Apart from the low-level functions, there are much more to do if you want your application to scale in multi-thread environement.
What we try with mORMot is to let it scale as much as possible.
Main trick is to avoid any unnecessary memory allocations.

Using functions returning string (or RawUTF8) is slow by design in this aspect.
You should better use dedicated classes avoiding memory allocations. This is what we do for all our DB or JSON process (e.g. avoiding memory copy, and working with in-place parsing and pointers).
See this blog article.

In short: if you want to scale, forget about basic RTL functions and the "string" type, and create your own dedicated process - this was the purpose of mORMot SynCommons.pas core unit.

For the very same reason, we used our UTF-8 type (Delphi is not UTF8 natively), to avoid conversion during internal ORM process (e.g. with JSON and database), with the benefit of being ready to work with pre-Unicode versions of Delphi applications.

There is a big gap between such a simple loop-based benchmark and a real application.
I'm not sure that making our optimized functions "general-purpose" would be worth it.
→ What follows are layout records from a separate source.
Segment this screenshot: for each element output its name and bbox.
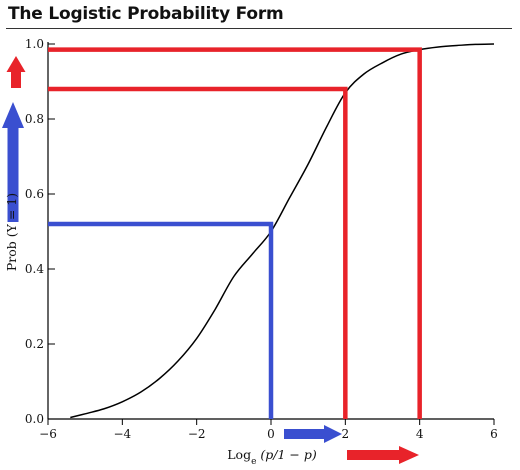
y-tick-label: 0.2 (25, 337, 44, 351)
chart-title: The Logistic Probability Form (8, 4, 284, 24)
y-tick-label: 0.0 (25, 412, 44, 426)
x-tick-label: −6 (39, 427, 57, 441)
title-rule (6, 28, 512, 29)
right-arrow-3 (284, 425, 342, 443)
highlight-line-3 (48, 47, 422, 419)
x-axis-label-subscript: e (251, 457, 256, 467)
tick-labels: −6 −4 −2 0 2 4 6 0.0 0.2 0.4 0.6 0.8 1.0 (25, 37, 498, 441)
y-tick-label: 0.4 (25, 262, 44, 276)
y-axis-label: Prob (Y = 1) (4, 193, 19, 271)
up-arrow-2 (2, 102, 24, 222)
x-tick-label: 6 (490, 427, 498, 441)
x-axis-label-base: Log (227, 447, 251, 462)
highlight-line-1 (48, 221, 274, 419)
y-tick-label: 1.0 (25, 37, 44, 51)
x-axis-label: Loge (p/1 − p) (227, 447, 317, 467)
highlight-lines (48, 47, 422, 419)
x-tick-label: 4 (416, 427, 424, 441)
arrows (2, 56, 419, 464)
up-arrow-1 (6, 56, 26, 88)
logistic-curve (70, 43, 495, 419)
right-arrow-4 (347, 446, 419, 464)
ticks (47, 43, 495, 425)
x-tick-label: 0 (267, 427, 275, 441)
highlight-line-2 (48, 86, 348, 419)
x-tick-label: 2 (342, 427, 350, 441)
x-tick-label: −4 (113, 427, 131, 441)
x-axis-label-expr: (p/1 − p) (260, 447, 316, 462)
y-tick-label: 0.8 (25, 112, 44, 126)
x-tick-label: −2 (188, 427, 206, 441)
y-tick-label: 0.6 (25, 187, 44, 201)
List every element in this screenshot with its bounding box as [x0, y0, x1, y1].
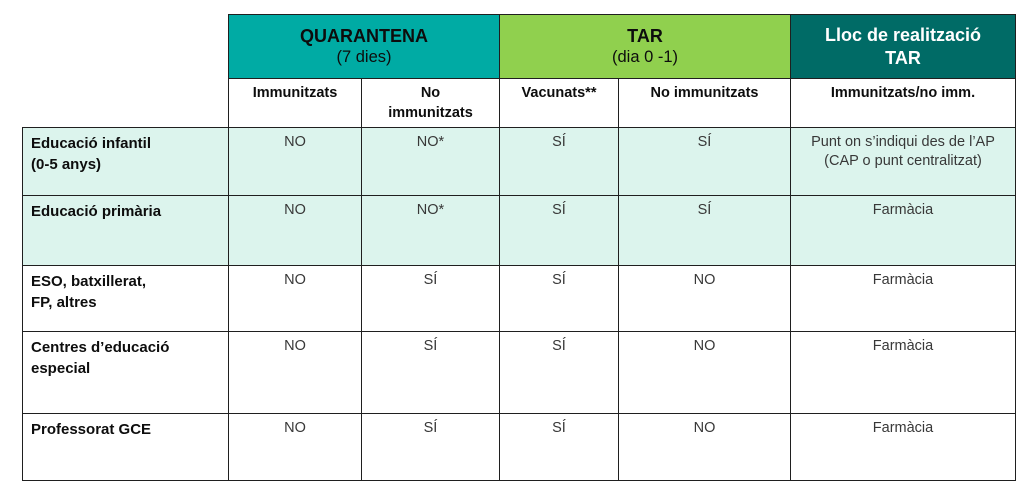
cell-value: Farmàcia	[790, 413, 1016, 481]
cell-value: Farmàcia	[790, 265, 1016, 332]
table-row-centres-educacio-especial: Centres d’educació especial NO SÍ SÍ NO …	[22, 331, 1016, 414]
col-header-vacunats: Vacunats**	[499, 78, 619, 128]
cell-value: SÍ	[499, 413, 619, 481]
row-label: Centres d’educació especial	[22, 331, 229, 414]
cell-value: NO	[228, 265, 362, 332]
cell-value: NO	[228, 195, 362, 266]
rules-table: QUARANTENA (7 dies) TAR (dia 0 -1) Lloc …	[22, 14, 1016, 481]
cell-value: Punt on s’indiqui des de l’AP (CAP o pun…	[790, 127, 1016, 196]
col-header-immunitzats-no-imm: Immunitzats/no imm.	[790, 78, 1016, 128]
cell-value: SÍ	[618, 127, 791, 196]
row-label: ESO, batxillerat, FP, altres	[22, 265, 229, 332]
row-label: Professorat GCE	[22, 413, 229, 481]
row-label: Educació primària	[22, 195, 229, 266]
table-row-educacio-primaria: Educació primària NO NO* SÍ SÍ Farmàcia	[22, 195, 1016, 266]
cell-value: SÍ	[361, 413, 500, 481]
school-covid-rules-table: QUARANTENA (7 dies) TAR (dia 0 -1) Lloc …	[22, 14, 1016, 481]
col-header-no-immunitzats: No immunitzats	[361, 78, 500, 128]
tar-title: TAR	[627, 25, 663, 46]
sub-header-blank-cell	[22, 78, 229, 128]
header-band-row: QUARANTENA (7 dies) TAR (dia 0 -1) Lloc …	[22, 14, 1016, 79]
table-row-professorat-gce: Professorat GCE NO SÍ SÍ NO Farmàcia	[22, 413, 1016, 481]
col-header-immunitzats: Immunitzats	[228, 78, 362, 128]
cell-value: NO	[618, 331, 791, 414]
row-label: Educació infantil (0-5 anys)	[22, 127, 229, 196]
header-quarantena: QUARANTENA (7 dies)	[228, 14, 500, 79]
cell-value: NO*	[361, 127, 500, 196]
cell-value: NO	[228, 127, 362, 196]
sub-header-row: Immunitzats No immunitzats Vacunats** No…	[22, 78, 1016, 128]
header-blank-cell	[22, 14, 229, 79]
cell-value: SÍ	[361, 265, 500, 332]
cell-value: SÍ	[361, 331, 500, 414]
cell-value: SÍ	[618, 195, 791, 266]
header-lloc-realitzacio-tar: Lloc de realització TAR	[790, 14, 1016, 79]
cell-value: SÍ	[499, 265, 619, 332]
quarantena-subtitle: (7 dies)	[336, 48, 392, 67]
header-tar: TAR (dia 0 -1)	[499, 14, 791, 79]
quarantena-title: QUARANTENA	[300, 25, 428, 46]
cell-value: SÍ	[499, 195, 619, 266]
tar-subtitle: (dia 0 -1)	[611, 48, 679, 67]
cell-value: SÍ	[499, 127, 619, 196]
table-row-educacio-infantil: Educació infantil (0-5 anys) NO NO* SÍ S…	[22, 127, 1016, 196]
cell-value: NO	[618, 413, 791, 481]
col-header-no-immunitzats-tar: No immunitzats	[618, 78, 791, 128]
cell-value: SÍ	[499, 331, 619, 414]
cell-value: NO	[228, 331, 362, 414]
cell-value: NO	[618, 265, 791, 332]
cell-value: NO	[228, 413, 362, 481]
cell-value: Farmàcia	[790, 331, 1016, 414]
table-row-eso-batxillerat: ESO, batxillerat, FP, altres NO SÍ SÍ NO…	[22, 265, 1016, 332]
cell-value: NO*	[361, 195, 500, 266]
cell-value: Farmàcia	[790, 195, 1016, 266]
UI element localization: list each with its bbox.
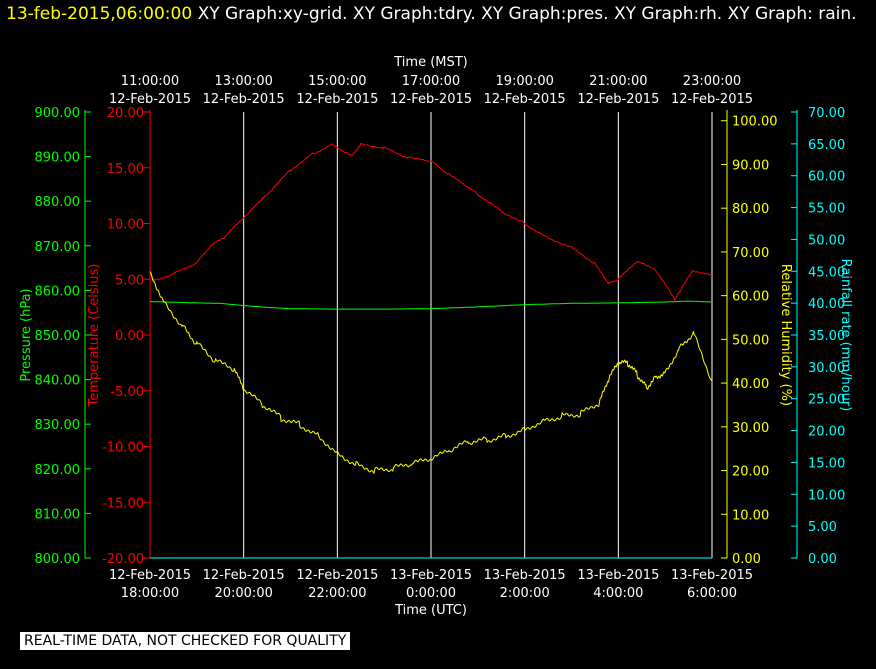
pressure-tick-label: 860.00 — [35, 284, 81, 299]
humidity-tick-label: 90.00 — [732, 158, 769, 173]
humidity-tick-label: 80.00 — [732, 202, 769, 217]
rainfall-axis-title: Rainfall rate (mm/hour) — [838, 259, 853, 412]
top-tick-label-time: 15:00:00 — [308, 74, 366, 89]
bottom-tick-label-date: 12-Feb-2015 — [109, 568, 191, 583]
pressure-axis-title: Pressure (hPa) — [19, 288, 34, 381]
rainfall-tick-label: 60.00 — [808, 170, 845, 185]
rainfall-tick-label: 55.00 — [808, 202, 845, 217]
humidity-tick-label: 0.00 — [732, 552, 761, 567]
top-tick-label-date: 12-Feb-2015 — [671, 92, 753, 107]
top-tick-label-time: 19:00:00 — [495, 74, 553, 89]
top-tick-label-date: 12-Feb-2015 — [484, 92, 566, 107]
rainfall-tick-label: 5.00 — [808, 520, 837, 535]
top-tick-label-time: 21:00:00 — [589, 74, 647, 89]
pressure-tick-label: 880.00 — [35, 195, 81, 210]
rainfall-tick-label: 70.00 — [808, 106, 845, 121]
humidity-tick-label: 50.00 — [732, 333, 769, 348]
bottom-tick-label-time: 2:00:00 — [500, 586, 550, 601]
pressure-tick-label: 830.00 — [35, 418, 81, 433]
bottom-axis-title: Time (UTC) — [394, 603, 467, 618]
rainfall-tick-label: 40.00 — [808, 297, 845, 312]
quality-disclaimer: REAL-TIME DATA, NOT CHECKED FOR QUALITY — [20, 632, 351, 650]
rainfall-tick-label: 65.00 — [808, 138, 845, 153]
temperature-series-line — [149, 143, 713, 302]
temperature-tick-label: 15.00 — [107, 162, 144, 177]
rainfall-tick-label: 0.00 — [808, 552, 837, 567]
temperature-axis-title: Temperature (Celsius) — [87, 264, 102, 408]
top-tick-label-time: 23:00:00 — [683, 74, 741, 89]
humidity-tick-label: 40.00 — [732, 377, 769, 392]
temperature-tick-label: -10.00 — [102, 441, 144, 456]
top-tick-label-time: 13:00:00 — [214, 74, 272, 89]
pressure-tick-label: 850.00 — [35, 329, 81, 344]
timestamp: 13-feb-2015,06:00:00 — [6, 4, 193, 24]
humidity-tick-label: 70.00 — [732, 246, 769, 261]
rainfall-tick-label: 25.00 — [808, 393, 845, 408]
pressure-series-line — [150, 300, 712, 310]
top-axis-title: Time (MST) — [393, 55, 468, 70]
humidity-tick-label: 20.00 — [732, 465, 769, 480]
bottom-tick-label-date: 13-Feb-2015 — [671, 568, 753, 583]
bottom-tick-label-time: 20:00:00 — [214, 586, 272, 601]
top-tick-label-time: 17:00:00 — [402, 74, 460, 89]
temperature-tick-label: 5.00 — [115, 273, 144, 288]
bottom-tick-label-date: 12-Feb-2015 — [296, 568, 378, 583]
temperature-tick-label: 20.00 — [107, 106, 144, 121]
bottom-tick-label-time: 6:00:00 — [687, 586, 737, 601]
top-tick-label-date: 12-Feb-2015 — [109, 92, 191, 107]
rainfall-tick-label: 15.00 — [808, 456, 845, 471]
top-tick-label-date: 12-Feb-2015 — [296, 92, 378, 107]
pressure-tick-label: 800.00 — [35, 552, 81, 567]
rainfall-tick-label: 35.00 — [808, 329, 845, 344]
top-tick-label-date: 12-Feb-2015 — [203, 92, 285, 107]
humidity-tick-label: 100.00 — [732, 115, 778, 130]
pressure-tick-label: 870.00 — [35, 240, 81, 255]
rainfall-tick-label: 30.00 — [808, 361, 845, 376]
humidity-tick-label: 30.00 — [732, 421, 769, 436]
bottom-tick-label-time: 4:00:00 — [593, 586, 643, 601]
bottom-tick-label-date: 13-Feb-2015 — [484, 568, 566, 583]
rainfall-tick-label: 50.00 — [808, 233, 845, 248]
humidity-tick-label: 10.00 — [732, 508, 769, 523]
pressure-tick-label: 890.00 — [35, 151, 81, 166]
pressure-tick-label: 900.00 — [35, 106, 81, 121]
top-tick-label-date: 12-Feb-2015 — [390, 92, 472, 107]
pressure-tick-label: 840.00 — [35, 374, 81, 389]
top-tick-label-time: 11:00:00 — [121, 74, 179, 89]
temperature-tick-label: -5.00 — [110, 385, 144, 400]
bottom-tick-label-time: 0:00:00 — [406, 586, 456, 601]
rainfall-tick-label: 45.00 — [808, 265, 845, 280]
pressure-tick-label: 820.00 — [35, 463, 81, 478]
humidity-series-line — [149, 271, 713, 475]
temperature-tick-label: -15.00 — [102, 496, 144, 511]
pressure-tick-label: 810.00 — [35, 507, 81, 522]
bottom-tick-label-date: 12-Feb-2015 — [203, 568, 285, 583]
humidity-tick-label: 60.00 — [732, 290, 769, 305]
chart-header: 13-feb-2015,06:00:00 XY Graph:xy-grid. X… — [6, 2, 866, 26]
bottom-tick-label-time: 22:00:00 — [308, 586, 366, 601]
bottom-tick-label-date: 13-Feb-2015 — [577, 568, 659, 583]
bottom-tick-label-date: 13-Feb-2015 — [390, 568, 472, 583]
temperature-tick-label: -20.00 — [102, 552, 144, 567]
humidity-axis-title: Relative Humidity (%) — [778, 264, 793, 406]
rainfall-tick-label: 10.00 — [808, 488, 845, 503]
bottom-tick-label-time: 18:00:00 — [121, 586, 179, 601]
top-tick-label-date: 12-Feb-2015 — [577, 92, 659, 107]
rainfall-tick-label: 20.00 — [808, 425, 845, 440]
temperature-tick-label: 10.00 — [107, 218, 144, 233]
temperature-tick-label: 0.00 — [115, 329, 144, 344]
graph-titles: XY Graph:xy-grid. XY Graph:tdry. XY Grap… — [197, 4, 857, 24]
Bottleneck is in the main coding style.

In fact, when we use our Enhanced RTL for our regression tests using Delphi 7, there is not a big speed benefit with mORMot code, which by-pass most of the enhanced RTL functions.
And we are not affected by Delphi RTL speed regressions (like hidden charset conversions or slow UTF-8 process).

When it comes to speed, profiling of the real application is everything!
There is no magic-bullet library to make it fast.
Changing an algorithm results always in better profit than using overloaded asm-optimized versions of the functions.